From Test Card to Franchise
Bidarian, speaking at Intuit Dome ahead of the broadcast, framed Saturday as a proof point rather than a launch.
We’ve said the entire time unequivocally this is a test. Let us see if this works.
That was Bidarian’s framing on the eve of the show. After the finish, he told reporters the test had worked and that audience numbers would back the claim. Whether Netflix re-ups depends on metrics the streamer has not yet released.
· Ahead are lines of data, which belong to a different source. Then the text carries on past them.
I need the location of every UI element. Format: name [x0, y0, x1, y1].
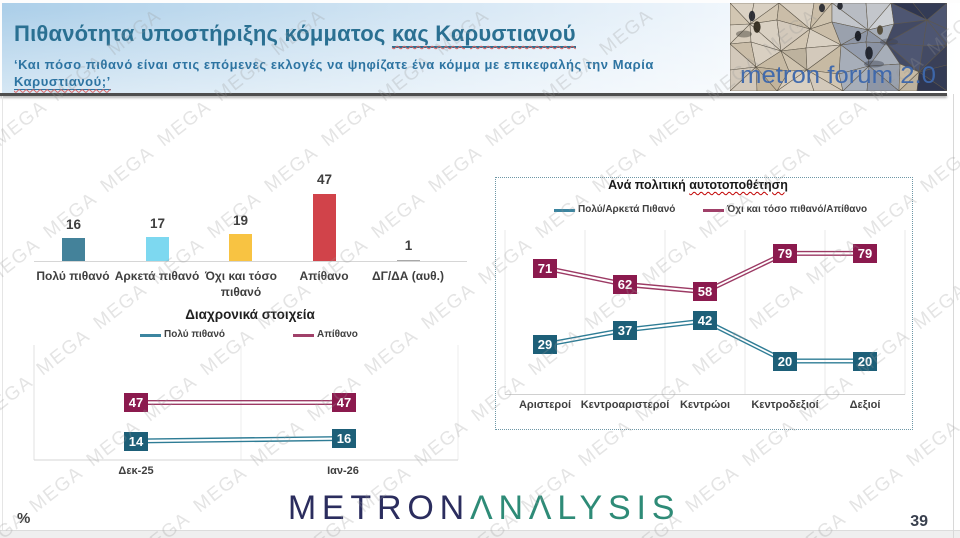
svg-text:MEGA: MEGA — [97, 142, 159, 197]
svg-text:MEGA: MEGA — [261, 142, 323, 197]
svg-text:MEGA: MEGA — [0, 96, 51, 151]
svg-text:MEGA: MEGA — [154, 96, 216, 151]
svg-text:MEGA: MEGA — [810, 96, 872, 151]
svg-text:MEGA: MEGA — [368, 188, 430, 243]
svg-text:MEGA: MEGA — [482, 96, 544, 151]
svg-text:MEGA: MEGA — [318, 96, 380, 151]
svg-text:metron forum 2.0: metron forum 2.0 — [740, 62, 936, 89]
svg-text:MEGA: MEGA — [425, 142, 487, 197]
svg-text:MEGA: MEGA — [646, 96, 708, 151]
svg-text:MEGA: MEGA — [40, 188, 102, 243]
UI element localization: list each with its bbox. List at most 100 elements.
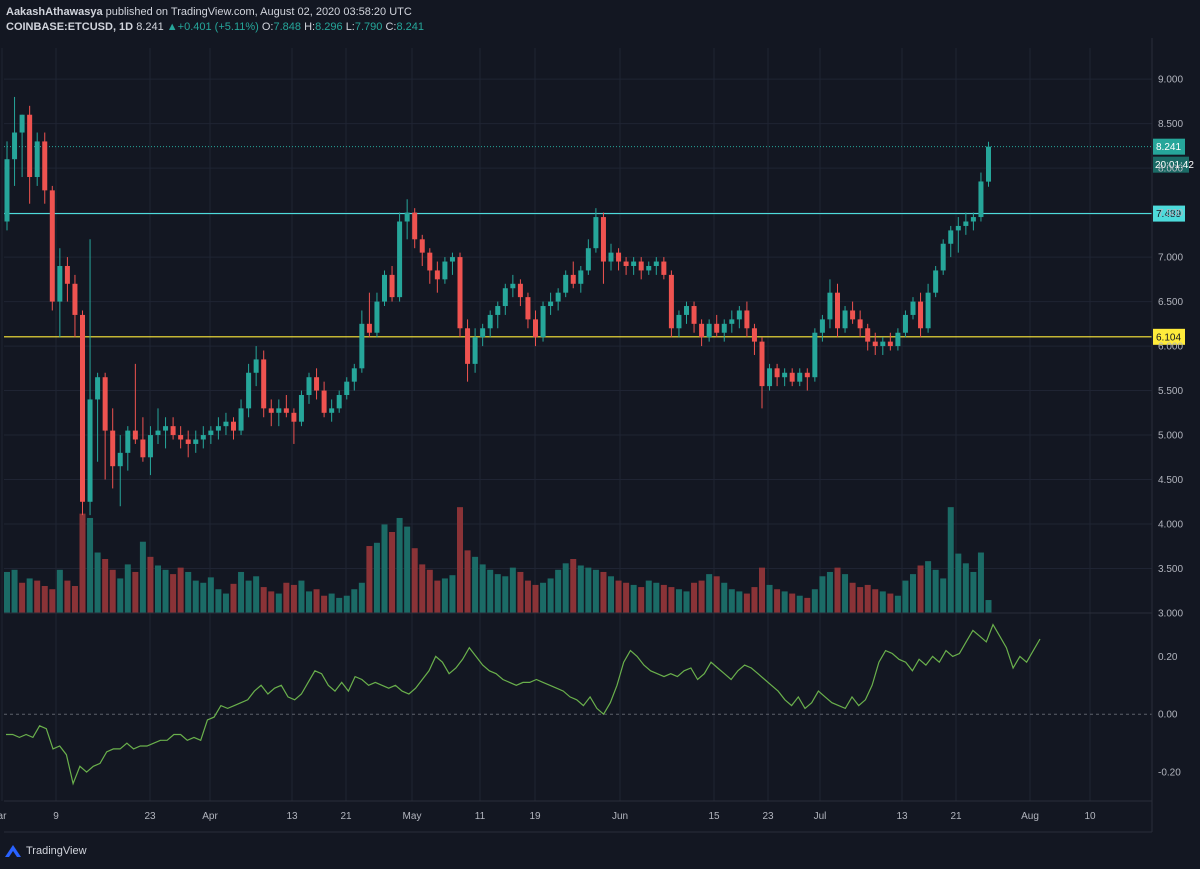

The Cadence Bidarian Outlined
Bidarian sketched a 4-to-6-events-per-year cadence beginning seriously in 2027, with multiple Saturday fighters identified as potential future headliners and Jake Paul’s MMA debut targeted for 2027 or 2028. What the streamer cares about is concurrent-stream peaks and the share of US TV viewing during the broadcast hour, the same figures Netflix highlighted for Tyson and Paul. Anything that looks like Tyson-Paul math, even half of it, will likely see a second MVP MMA card scheduled before year-end.
What Could Go Wrong for MVP
- Talent pipeline. The Rousey-Carano-Diaz-Perry-Ngannou nostalgia tier is small. Card two has to find new names with comparable casual-fan recognition.
- Athletic-commission scrutiny. Perry’s call-out of Paul will draw sanctioning questions if Paul’s MMA debut lands without competitive opposition.
- UFC counter-programming. Dana White has options to throttle access to contracted UFC fighters who flirt with MVP once their contracts expire.
- Netflix’s renewal economics. The Tyson-Paul math worked because it ran inside the platform’s standard tier. A paid pay-per-view add-on would change the model and the audience.
Carano stayed open Saturday to the possibility of one more fight; Rousey said no. The bigger question is whether MVP’s next event needs either of them. If Netflix’s numbers come back strong enough to justify a 2026 follow-up card, MMA’s compensation conversation will have a second data point and the UFC will have a real comparator on a global broadcast platform. If they come back soft, Saturday’s 17 seconds become the franchise’s only product, and the UFC’s reported 16% revenue share goes unchallenged for another cycle.